Google is refusing to allow its search engines to become Google competitors, and it’s doing it by blocking the search engine’s internal DNS.

The move comes in a ruling handed down by the US Federal Communications Commission on Thursday.

The FCC found that Google’s DNS is not a Google subsidiary, and therefore it can’t be a Google “hosted” domain.

Google is asking the FCC to ban the use of Google’s internal domain name, the domain, as a DNS host.

It also argues that Google should be allowed to be used by other companies, like the Amazon Web Services, as long as they are “legitimate” and not using the same DNS servers.

The FCC is also looking into Google’s business practices.

The Google ruling came after the FCC sent a letter to Google on June 23, asking the search giant to give the agency “an opportunity to address the issues raised in your petition” and address “potential legal claims” against it.

Google declined.

Google says it has a “zero tolerance” policy for any type of DNS hosting company.

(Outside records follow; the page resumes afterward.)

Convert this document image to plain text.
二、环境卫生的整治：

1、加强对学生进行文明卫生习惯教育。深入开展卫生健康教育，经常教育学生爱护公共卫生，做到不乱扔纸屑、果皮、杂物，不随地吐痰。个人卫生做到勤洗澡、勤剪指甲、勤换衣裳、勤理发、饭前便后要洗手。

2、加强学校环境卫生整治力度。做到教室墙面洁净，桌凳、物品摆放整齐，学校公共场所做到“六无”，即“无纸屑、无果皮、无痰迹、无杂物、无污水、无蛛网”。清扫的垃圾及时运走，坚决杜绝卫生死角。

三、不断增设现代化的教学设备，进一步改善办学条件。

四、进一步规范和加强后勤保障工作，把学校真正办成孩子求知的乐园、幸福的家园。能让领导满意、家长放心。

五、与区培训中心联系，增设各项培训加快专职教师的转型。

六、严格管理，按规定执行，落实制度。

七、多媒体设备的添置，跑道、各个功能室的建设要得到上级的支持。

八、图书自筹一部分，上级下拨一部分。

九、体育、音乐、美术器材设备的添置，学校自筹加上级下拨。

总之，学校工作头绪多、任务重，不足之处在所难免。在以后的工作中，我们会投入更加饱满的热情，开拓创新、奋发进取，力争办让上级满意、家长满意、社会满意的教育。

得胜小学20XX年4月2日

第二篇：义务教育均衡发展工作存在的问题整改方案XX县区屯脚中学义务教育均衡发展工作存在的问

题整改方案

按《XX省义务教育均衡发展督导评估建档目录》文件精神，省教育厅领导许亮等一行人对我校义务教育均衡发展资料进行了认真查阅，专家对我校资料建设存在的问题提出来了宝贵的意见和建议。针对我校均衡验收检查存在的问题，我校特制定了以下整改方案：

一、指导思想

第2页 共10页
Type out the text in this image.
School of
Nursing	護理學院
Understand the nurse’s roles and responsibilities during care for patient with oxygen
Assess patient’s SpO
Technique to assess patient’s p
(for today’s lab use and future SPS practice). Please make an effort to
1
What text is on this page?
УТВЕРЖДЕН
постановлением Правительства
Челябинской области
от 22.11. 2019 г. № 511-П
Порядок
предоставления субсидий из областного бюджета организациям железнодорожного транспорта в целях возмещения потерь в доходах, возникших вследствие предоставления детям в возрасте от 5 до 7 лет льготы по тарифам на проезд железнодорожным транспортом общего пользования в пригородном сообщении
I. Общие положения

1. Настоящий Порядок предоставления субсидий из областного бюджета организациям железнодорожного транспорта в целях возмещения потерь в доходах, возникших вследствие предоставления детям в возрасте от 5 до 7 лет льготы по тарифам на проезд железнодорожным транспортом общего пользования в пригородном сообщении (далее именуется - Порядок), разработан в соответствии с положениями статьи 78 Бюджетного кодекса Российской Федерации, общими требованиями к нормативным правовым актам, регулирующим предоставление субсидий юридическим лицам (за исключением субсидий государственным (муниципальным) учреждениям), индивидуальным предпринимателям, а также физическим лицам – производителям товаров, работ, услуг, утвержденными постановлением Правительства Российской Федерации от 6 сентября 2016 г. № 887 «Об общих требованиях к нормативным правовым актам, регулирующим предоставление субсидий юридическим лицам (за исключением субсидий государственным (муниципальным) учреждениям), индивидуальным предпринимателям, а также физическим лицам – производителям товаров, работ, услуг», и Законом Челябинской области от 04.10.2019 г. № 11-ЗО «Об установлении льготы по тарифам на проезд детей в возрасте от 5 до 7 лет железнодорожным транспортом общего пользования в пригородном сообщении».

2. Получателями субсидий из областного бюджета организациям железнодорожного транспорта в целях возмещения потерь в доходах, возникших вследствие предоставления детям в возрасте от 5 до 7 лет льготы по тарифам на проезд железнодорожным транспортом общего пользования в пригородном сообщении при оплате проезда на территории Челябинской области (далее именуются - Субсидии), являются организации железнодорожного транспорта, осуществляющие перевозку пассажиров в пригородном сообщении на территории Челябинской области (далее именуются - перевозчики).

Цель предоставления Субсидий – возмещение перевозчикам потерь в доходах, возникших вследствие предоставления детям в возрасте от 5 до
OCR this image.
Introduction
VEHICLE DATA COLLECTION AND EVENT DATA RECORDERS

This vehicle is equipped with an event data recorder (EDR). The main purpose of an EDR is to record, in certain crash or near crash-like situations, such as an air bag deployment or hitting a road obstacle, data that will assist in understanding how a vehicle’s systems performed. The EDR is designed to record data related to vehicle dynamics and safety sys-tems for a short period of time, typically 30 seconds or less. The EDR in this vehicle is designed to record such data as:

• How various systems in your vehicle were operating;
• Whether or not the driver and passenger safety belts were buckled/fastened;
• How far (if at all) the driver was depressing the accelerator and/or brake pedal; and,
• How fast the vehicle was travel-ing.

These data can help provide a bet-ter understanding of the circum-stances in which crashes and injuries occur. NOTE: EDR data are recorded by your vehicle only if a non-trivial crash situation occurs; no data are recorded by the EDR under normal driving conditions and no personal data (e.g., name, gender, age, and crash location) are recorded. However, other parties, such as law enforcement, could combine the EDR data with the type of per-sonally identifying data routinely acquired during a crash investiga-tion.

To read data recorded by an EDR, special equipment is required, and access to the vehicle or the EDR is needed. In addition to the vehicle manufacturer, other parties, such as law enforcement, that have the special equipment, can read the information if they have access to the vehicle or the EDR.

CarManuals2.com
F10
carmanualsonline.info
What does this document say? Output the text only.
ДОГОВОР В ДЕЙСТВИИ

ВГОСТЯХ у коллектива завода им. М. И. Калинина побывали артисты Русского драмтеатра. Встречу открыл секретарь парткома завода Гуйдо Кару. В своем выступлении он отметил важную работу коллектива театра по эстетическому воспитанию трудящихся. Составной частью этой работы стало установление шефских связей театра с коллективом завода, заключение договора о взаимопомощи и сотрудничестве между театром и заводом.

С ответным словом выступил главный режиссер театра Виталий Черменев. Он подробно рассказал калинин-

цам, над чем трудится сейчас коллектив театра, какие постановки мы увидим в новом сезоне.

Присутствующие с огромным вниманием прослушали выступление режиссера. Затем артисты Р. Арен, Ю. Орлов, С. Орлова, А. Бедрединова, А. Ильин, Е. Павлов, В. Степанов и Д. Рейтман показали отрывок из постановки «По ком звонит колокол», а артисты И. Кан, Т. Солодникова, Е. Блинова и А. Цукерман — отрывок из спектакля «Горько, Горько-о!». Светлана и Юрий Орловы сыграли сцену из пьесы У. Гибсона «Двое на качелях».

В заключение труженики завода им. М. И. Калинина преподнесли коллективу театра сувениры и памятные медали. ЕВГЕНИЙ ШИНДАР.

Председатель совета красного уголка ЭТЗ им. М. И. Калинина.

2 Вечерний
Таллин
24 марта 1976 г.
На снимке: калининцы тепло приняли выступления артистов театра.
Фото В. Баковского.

It said that in its ruling it is “not required to comply” with the FCC’s request, but it said it would do so if it could.

Google has been a Google search engine for over a decade.

Its products include Gmail, Chrome, ChromeOS, Google Photos, Google Docs, Google Maps, Google Drive, Google News, and more.

The company also has its own YouTube channel.

The ruling by the FCC comes as Google faces a number of antitrust lawsuits in the US and Europe, and has been accused of blocking access to rival search engines and competitors.